Evaluation of Multiphase Permanent Magnet Motors Using Winding Function Theory: Case Study of Fractional Slot Concentrated Windings

This paper presents an evaluation methodology for multiphase Permanent Magnet Synchronous Motors (PMSMs) using winding function theory. The study extends a previously developed space harmonic model and focuses on deriving comparative indicators for making decisions on slot, pole, and phase number combinations. Thus, it contributes a unified framework that integrates diverse performance indicators for the early-stage evaluation of multiphase motors, complemented by an experimental validation that defines the accuracy limits of such analytical models. Key performance metrics such as cogging torque harmonic order, torque ripple harmonic order, winding factor, inductance value, and inductance balance among harmonic planes are analytically derived and applied to two motor configurations: a Three-Phase (TP) and a Dual Three-Phase (DTP) motor, both with 24 slots and 10 pole pairs.

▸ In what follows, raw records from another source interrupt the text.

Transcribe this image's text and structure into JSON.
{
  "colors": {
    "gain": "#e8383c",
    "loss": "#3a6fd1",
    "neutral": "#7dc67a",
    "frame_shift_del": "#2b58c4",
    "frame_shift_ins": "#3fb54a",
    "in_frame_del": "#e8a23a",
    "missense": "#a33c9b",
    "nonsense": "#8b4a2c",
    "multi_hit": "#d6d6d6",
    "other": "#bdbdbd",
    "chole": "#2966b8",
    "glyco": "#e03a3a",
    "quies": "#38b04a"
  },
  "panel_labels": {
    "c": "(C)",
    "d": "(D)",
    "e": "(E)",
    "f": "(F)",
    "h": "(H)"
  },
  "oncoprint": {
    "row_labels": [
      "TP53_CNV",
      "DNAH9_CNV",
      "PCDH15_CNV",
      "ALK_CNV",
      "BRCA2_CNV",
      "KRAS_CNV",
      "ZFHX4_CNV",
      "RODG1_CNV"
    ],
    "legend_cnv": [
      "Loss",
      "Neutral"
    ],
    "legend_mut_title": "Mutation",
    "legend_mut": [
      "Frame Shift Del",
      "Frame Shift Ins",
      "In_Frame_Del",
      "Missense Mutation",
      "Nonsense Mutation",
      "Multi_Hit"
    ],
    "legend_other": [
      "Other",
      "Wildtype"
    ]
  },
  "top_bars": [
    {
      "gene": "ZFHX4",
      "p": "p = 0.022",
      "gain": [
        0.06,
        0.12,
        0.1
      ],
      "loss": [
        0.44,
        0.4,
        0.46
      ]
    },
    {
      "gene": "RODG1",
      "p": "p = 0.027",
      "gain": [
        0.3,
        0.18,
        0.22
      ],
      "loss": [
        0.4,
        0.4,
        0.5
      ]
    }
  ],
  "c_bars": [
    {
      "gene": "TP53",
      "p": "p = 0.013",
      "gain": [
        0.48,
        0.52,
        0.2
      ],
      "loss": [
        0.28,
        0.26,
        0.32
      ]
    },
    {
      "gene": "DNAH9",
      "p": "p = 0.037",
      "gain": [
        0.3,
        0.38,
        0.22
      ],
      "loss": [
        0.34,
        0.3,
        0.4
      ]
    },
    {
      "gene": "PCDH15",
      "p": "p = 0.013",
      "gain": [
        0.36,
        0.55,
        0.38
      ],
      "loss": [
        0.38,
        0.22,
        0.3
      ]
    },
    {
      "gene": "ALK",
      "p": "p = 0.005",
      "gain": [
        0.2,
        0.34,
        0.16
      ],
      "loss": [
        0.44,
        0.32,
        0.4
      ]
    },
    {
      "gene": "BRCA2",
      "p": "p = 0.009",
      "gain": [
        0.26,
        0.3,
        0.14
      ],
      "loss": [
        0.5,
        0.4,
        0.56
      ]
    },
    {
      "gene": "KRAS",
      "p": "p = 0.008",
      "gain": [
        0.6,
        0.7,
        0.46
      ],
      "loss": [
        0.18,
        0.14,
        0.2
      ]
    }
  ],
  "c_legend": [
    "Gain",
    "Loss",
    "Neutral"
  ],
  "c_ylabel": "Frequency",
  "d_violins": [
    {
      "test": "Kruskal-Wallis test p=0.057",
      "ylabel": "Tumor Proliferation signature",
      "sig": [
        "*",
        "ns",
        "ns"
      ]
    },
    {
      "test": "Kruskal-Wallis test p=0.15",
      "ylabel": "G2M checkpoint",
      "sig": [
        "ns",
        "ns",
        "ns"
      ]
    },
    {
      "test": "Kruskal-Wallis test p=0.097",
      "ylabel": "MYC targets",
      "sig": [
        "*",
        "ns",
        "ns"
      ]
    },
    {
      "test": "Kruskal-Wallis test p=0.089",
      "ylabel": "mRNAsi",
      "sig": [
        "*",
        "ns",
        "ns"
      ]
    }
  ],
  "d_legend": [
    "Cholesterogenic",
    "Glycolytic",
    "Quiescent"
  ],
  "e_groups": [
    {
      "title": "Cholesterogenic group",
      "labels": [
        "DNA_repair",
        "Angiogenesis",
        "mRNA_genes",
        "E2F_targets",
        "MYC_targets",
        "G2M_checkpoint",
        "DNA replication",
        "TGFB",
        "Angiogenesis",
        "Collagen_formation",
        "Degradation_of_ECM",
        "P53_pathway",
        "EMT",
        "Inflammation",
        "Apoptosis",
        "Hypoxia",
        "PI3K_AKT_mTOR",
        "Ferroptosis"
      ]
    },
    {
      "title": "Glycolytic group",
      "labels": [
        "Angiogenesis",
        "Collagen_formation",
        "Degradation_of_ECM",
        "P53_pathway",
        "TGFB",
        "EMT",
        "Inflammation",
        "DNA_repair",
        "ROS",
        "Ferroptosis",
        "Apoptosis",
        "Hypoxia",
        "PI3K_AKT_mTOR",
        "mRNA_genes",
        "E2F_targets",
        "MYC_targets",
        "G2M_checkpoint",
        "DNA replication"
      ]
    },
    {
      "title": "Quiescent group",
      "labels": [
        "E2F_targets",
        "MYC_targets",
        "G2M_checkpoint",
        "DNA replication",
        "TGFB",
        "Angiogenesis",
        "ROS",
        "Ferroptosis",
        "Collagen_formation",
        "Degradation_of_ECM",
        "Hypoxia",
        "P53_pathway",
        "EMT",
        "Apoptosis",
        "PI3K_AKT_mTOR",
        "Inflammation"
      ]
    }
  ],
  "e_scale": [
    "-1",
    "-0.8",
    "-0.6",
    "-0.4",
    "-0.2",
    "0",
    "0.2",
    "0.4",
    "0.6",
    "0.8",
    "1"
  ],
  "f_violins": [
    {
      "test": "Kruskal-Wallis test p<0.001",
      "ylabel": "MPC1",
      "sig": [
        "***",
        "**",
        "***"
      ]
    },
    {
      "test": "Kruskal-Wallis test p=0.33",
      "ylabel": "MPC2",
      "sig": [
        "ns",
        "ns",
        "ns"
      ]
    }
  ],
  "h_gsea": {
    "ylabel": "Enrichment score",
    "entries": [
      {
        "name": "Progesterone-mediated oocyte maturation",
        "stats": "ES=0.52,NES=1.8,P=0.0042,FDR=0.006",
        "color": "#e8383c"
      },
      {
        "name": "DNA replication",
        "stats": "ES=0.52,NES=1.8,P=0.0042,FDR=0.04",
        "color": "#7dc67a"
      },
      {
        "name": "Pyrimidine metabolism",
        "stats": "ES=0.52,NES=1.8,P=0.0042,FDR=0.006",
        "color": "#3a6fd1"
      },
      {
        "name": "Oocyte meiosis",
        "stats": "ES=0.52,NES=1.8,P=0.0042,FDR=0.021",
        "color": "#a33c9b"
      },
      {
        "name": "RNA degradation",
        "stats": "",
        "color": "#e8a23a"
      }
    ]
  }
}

Theoretical analysis reveals that the DTP winding offers improved torque capability, higher fundamental inductance ratio, and lower torque ripple, contributing to enhanced torque production and reduced airgap harmonic content. Experimental validation confirms the analytical predictions, demonstrating a 3.5% increase in torque and a 4–5% reduction in inductance for the DTP configuration. Additionally, vibration and torque ripple measurements show lower harmonic content in the DTP motor. While minor discrepancies existed between the analytical and experimental data, they were deemed within acceptable limits for a tool designed for preliminary comparative analysis rather than exact performance prediction. However, the analytical model was unable to predict the inductance balance across the various harmonic planes; addressing this would require a more complex model, which was beyond the scope of the current study. These findings underscore the effectiveness of winding function theory as a rapid design tool for evaluating multiphase motor windings.